I'm being hostile? Not at all, I'm just explaining to you that they were going to give you options that are still not available today for digital owners and you just want to ignore that and say it's moot.
This is what I dug up and as you can see anything is still better than what's being served to us now once you buy a digital copy. These ideas below had a lot more benefits attached to them than a few Play Anywhere titles we see now.
https://www.theguardian.com/technology/2013/jul/17/xbox-one-family-sharing-microsoft
https://www.theguardian.com/technology/2013/jun/19/xbox-one-drm-second-hand-restrictions-abandoned
And I'm trying to tell you that they never said anything about reselling
digital games. I understand that, technically under the original plan, physical games were the same as digital games. But if you bought a game from the Xbox store, you still wouldn't be able to resell or trade it in.

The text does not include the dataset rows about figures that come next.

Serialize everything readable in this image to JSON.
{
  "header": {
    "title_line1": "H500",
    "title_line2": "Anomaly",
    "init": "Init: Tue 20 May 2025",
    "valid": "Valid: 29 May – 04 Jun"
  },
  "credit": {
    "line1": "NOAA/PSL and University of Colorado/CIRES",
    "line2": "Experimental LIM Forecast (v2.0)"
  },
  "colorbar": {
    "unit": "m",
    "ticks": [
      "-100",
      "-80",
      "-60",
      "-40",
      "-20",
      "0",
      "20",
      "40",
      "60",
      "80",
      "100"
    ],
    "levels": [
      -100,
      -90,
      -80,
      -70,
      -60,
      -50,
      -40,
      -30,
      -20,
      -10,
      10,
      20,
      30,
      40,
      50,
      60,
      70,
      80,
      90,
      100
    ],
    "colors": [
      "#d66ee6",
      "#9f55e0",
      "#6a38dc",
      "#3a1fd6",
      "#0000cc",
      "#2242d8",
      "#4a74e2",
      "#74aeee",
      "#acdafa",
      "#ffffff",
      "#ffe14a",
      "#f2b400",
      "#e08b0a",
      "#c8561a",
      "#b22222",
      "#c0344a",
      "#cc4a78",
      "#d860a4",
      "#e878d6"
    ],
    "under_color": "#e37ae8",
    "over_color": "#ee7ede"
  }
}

Actually, I think I see where the miscommunication is coming from; you're saying there would be value added to digital games because of family sharing. If that's what you mean, then there's no argument here. If that's what you've been meaning this whole time, then we were talking about two separate things. You we never talking about reselling/trading specifically(?) and I guess I misinterpreted your initial post.
Yeah, family sharing would have been one of the benefits; however, I still think this specific feature was never contingent on the original DRM plan, especially since Steam did it literally a year later with none of the baggage.
Regardless, you can't just instantly turn something on its head and not expect resistance. The shift to digital music, movies, books, and streaming services didn't happen over night, it took years. Same with PC gaming. The industry on the console side wasn't ready and Microsoft's approach was less than ideal.
We're way off topic at this point, so we should probably leave it at that. There were benefits, there were drawbacks. What's done is done.